Last week the retail bank and credit card issuer acquired Adaptive Path, a well-respected web design and consulting firm, for undisclosed terms. The firm's 30-odd employees, who have electrified websites and apps for the likes of National Public Radio, Airbnb and Twitter, will join Capital One's design and innovation team.

The move underscores Capital One's ambitions to become a digital banking leader and is one of several acquisitions the company has made in the tech field in recent years. It also underscores the growing importance of user experience at a time when bank customers have an increasing number of options beyond their banks for financial products and services.

"When the paint starts to peel on the walls of the branch and the carpet starts to fray and the glass is scratched, what happens? It gets renovated," said Jacob Jegher, a research director at Celent. "Same can be said for digital banking."

Adaptive Path, which formed in 2001, announced its new home in a blog post published in early October. Jesse James Garrett, chief creative officer at Adaptive Path, wrote:

Believe me, no one here was more skeptical than I was. I simply could not imagine that a huge bank would be able to foster an environment of creativity in which we could truly flourish. But honestly, when it comes to truly human-centered thinking, Capital One is among the top tier of all the organizations I have worked with in 15 years of consulting.

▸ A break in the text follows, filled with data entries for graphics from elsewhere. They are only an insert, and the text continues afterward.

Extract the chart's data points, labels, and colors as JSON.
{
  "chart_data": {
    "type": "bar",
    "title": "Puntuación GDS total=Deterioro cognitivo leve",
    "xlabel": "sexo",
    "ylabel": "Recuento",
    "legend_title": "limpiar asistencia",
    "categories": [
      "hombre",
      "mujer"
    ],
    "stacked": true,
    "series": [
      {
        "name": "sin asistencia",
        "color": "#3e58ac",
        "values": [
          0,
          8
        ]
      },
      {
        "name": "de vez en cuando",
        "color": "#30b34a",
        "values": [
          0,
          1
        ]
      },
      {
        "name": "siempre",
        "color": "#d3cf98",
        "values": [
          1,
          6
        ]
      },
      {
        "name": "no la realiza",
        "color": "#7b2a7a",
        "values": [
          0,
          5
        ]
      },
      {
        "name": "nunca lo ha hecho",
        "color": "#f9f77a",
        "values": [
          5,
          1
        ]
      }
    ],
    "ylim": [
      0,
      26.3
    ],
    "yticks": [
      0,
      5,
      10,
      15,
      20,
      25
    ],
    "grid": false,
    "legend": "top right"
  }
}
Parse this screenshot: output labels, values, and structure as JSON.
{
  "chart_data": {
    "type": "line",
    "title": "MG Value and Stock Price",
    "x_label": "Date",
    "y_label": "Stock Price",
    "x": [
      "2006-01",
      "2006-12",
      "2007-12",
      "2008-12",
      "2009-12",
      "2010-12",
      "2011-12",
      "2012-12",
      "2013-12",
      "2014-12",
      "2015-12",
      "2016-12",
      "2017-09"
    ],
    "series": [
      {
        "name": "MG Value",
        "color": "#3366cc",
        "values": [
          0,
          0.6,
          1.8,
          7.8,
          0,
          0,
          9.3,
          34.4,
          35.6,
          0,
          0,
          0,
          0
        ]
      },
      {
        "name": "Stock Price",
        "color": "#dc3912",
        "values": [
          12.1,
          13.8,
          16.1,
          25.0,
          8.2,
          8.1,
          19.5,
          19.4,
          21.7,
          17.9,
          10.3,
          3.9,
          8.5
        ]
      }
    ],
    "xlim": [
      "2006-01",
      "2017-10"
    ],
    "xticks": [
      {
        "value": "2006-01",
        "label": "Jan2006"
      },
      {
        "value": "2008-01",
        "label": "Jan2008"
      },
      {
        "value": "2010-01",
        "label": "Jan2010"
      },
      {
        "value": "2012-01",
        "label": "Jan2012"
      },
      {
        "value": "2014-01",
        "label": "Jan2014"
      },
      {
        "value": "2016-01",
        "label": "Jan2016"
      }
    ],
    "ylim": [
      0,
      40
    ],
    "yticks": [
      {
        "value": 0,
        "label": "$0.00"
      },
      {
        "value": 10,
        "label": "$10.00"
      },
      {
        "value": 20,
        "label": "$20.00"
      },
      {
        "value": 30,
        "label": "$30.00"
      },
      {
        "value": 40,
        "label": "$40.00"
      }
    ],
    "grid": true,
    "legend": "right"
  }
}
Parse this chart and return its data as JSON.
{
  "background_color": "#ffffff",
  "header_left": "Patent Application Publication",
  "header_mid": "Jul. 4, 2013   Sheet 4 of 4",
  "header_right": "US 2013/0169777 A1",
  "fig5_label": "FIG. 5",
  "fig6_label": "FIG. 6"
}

Capital One said Adaptive Path would help it to "push our thinking" as it tries to "reimagine banking."

"There are few spaces as ripe for technology-led disruption as how people relate to their money," a bank spokeswoman, Tatiana Stead, said by email. "The acquisition of Adaptive Path is a logical next step for Capital One in focusing on delivering innovative, easy-to-use mobile and online tools and resources for our customers."

The purchase comes on the heels of Capital One launching its digital wallet app. The bank is also one of only a few named financial institutions to make Apple's mobile payment capabilities available at Apple Pay's expected October launch. 

The bank has bought a mobile startup that creates geo-located offers (Bankons), a spinoff from Citi that develops software that analyzes spending data (Bundle), VeriFone's mobile point-of-sale card-swiping device (Sail), and ING Direct.

Adaptive Path, which will keep its name, said the design firm is staying together as a group. Everyone at the target firm was offered an opportunity to work for Capital One and all of the design firm's execs will join the bank, the company said.

The acquisition could help pressure rivals to strengthen their internal design teams, and in turn, raise the bar for financial services experiences more broadly.

Better user experiences have been much talked about within banking for months. And there have been some notable investments to make it so. Monitise, a mobile banking and payments vendor, announced in September 2013 it acquired Grapple Mobile Ltd, a mobile design agency.

JPMorgan Chase hired Tim Parsey, a former Yahoo design exec, and recently updated its app to include local imagery at login. (Someone in LA would see the Santa Monica pier, for example). 

Capital One has publicly stressed the importance of design for years. It operates chic cafes, where developers and others can hang out, in addition to running several innovation labs.

In July, the bank scored Dan Makoski as its vice president of design. Previously, Makoski worked for Google. 

"Design is central to Capital One's direct bank strategy," said Mary Monahan, executive vice president and research director for Javelin Strategy & Research.

The purchase could help speed up future projects in the bank's ongoing quest to figure out how to make innovation work, say analysts. It also offers an example of how to score elusive talent: buy the company.

Broadly, banks are under more pressure to focus on better design because of the flood of emerging form factors.

"I think every leading bank needs to be thinking about design now," said Monahan.